We are more aware of the threads that bind us together. We have had a glimpse of the fragility of the foundations on which our lives of easy comfort are built. When the exchange for that comfort is the discomfort of others. And so in this space is room to imagine some place else.

And as well as all those things, it is an audio-visual experience, with a soundscape which drifts beyond music and imagery which is not quite illustration. The tone is neither soothing nor haranguing. But in its matter of factness there is great power.

Futures Strategy

A Failure, But Not Of Prediction

Scott Alexander – Slate Star Codex

At one level, this is about why we didn’t see COVID-19 coming. At another, it is using that as a case study of a whole class of decisions which depend on making judgements about uncertain futures – which is to say most of the ones that matter. The problem is not a shortfall in prediction skills, which is just as well because prediction is a tricky game. It is instead presented as a shortfall in probabilistic reasoning skills, which in turn relates to the classic risk management scales of likelihood and impact. Low likelihood, high impact events matter a great deal – which is why the insurance industry exists. If there is a 10% chance of an imminent global pandemic, it is well worth investing in mitigation, even if it turns out that the pandemic fizzles out – which is why it made sense to stockpile large quantities of flu vaccine in 2009 which turned out not to be needed.

But, slightly less explicitly in the article, there is another step which is essential before any of this becomes useful, as opposed to merely interesting. Probabilistic reasoning can be a good pointer to action, but it has succeeded only if appropriate action is in fact taken. So perhaps those showing greatest wisdom back in January and February were not either those who dismissed what was happening in Wuhan as far away and unimportant, or those who jumped immediately to proclaiming imminent global catastrophe – but those who saw from an apparently moderate risk, an immediate need to take precautionary actions.
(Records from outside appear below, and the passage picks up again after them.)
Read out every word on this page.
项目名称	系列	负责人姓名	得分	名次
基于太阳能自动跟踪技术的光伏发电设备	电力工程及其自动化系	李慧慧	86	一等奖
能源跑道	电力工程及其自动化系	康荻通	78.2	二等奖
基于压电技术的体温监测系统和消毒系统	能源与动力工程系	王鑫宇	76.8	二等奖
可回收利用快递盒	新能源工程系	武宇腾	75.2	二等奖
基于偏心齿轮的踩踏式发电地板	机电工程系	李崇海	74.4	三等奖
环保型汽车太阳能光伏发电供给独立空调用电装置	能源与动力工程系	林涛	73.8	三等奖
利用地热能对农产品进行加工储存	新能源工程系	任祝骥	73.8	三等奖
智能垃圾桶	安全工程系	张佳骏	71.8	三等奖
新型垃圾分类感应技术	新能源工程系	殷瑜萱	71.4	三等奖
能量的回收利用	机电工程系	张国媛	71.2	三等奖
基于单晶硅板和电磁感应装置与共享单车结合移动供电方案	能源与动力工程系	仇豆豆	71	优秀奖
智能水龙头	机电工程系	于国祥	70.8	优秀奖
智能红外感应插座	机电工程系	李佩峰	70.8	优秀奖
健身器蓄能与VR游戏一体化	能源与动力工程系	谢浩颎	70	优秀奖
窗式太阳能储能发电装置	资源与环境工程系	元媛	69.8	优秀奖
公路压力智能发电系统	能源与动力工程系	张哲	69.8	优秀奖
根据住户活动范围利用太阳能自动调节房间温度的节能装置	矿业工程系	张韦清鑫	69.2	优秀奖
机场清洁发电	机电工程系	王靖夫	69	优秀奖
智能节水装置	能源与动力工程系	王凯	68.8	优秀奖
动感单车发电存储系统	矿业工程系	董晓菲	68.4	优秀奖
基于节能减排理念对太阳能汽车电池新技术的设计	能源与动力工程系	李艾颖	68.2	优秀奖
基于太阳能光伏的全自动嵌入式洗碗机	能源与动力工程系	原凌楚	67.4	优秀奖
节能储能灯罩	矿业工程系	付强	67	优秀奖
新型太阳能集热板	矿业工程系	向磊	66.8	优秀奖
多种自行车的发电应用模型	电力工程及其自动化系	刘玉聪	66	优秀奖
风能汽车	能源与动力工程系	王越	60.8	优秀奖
There is, of course, a political dimension to this as well. Back in 2009, the then French Health Minister was heavily criticised for the money spent – money apparently wasted – on one of those vaccine stockpiles. She is quite rightly unapologetic, but it’s another reason why understanding the concept of risk and its mitigation is important. As Alexander observes,

Uncertainty about the world doesn’t imply uncertainty about the best course of action!

Futures Social and economic change

There will be no ‘back to normal’

Christopher Haley, Jack Orlik, Eszter Czibor, Hugo Cuello, Teo Firpo, Marieke Goettsch, Lou-Davina Stouffs and Laurie Smith – NESTA

What will the world look like when we are beyond COVID-19? It’s an obvious question, and one attracting increasing attention, with a first flowering of answers appearing, doubtless with many more to come. This is an example of the approach, demonstrating both the importance of posing the question and the potential traps in attempting to answer it.

The strongest assertion in the post comes in its very first sentence:

The pandemic will change the world permanently and profoundly.

Some might choose to debate even that of course, but if the premise is accepted, it is possible to reflect on what those permanent and profound changes might be. The difficulty comes quickly afterwards, as this post both recognises and demonstrates: the more that there is potential for the changes to be profound, the less it is possible to identify what they might be with any degree of confidence or rigour, and the more there is a risk of generating long lists of what might be possible without being able to say much of consequence about what is probable. More subtly, that approach also gives little room to questions about how those probabilities might be influenced – and by whom.

The lists in this post are wide ranging and provocative. They are a good reminder of the need to be alert to change and to be on the lookout for leading indicators. But they don’t and can’t (and don’t aspire to)describe the new normal we may someday reach.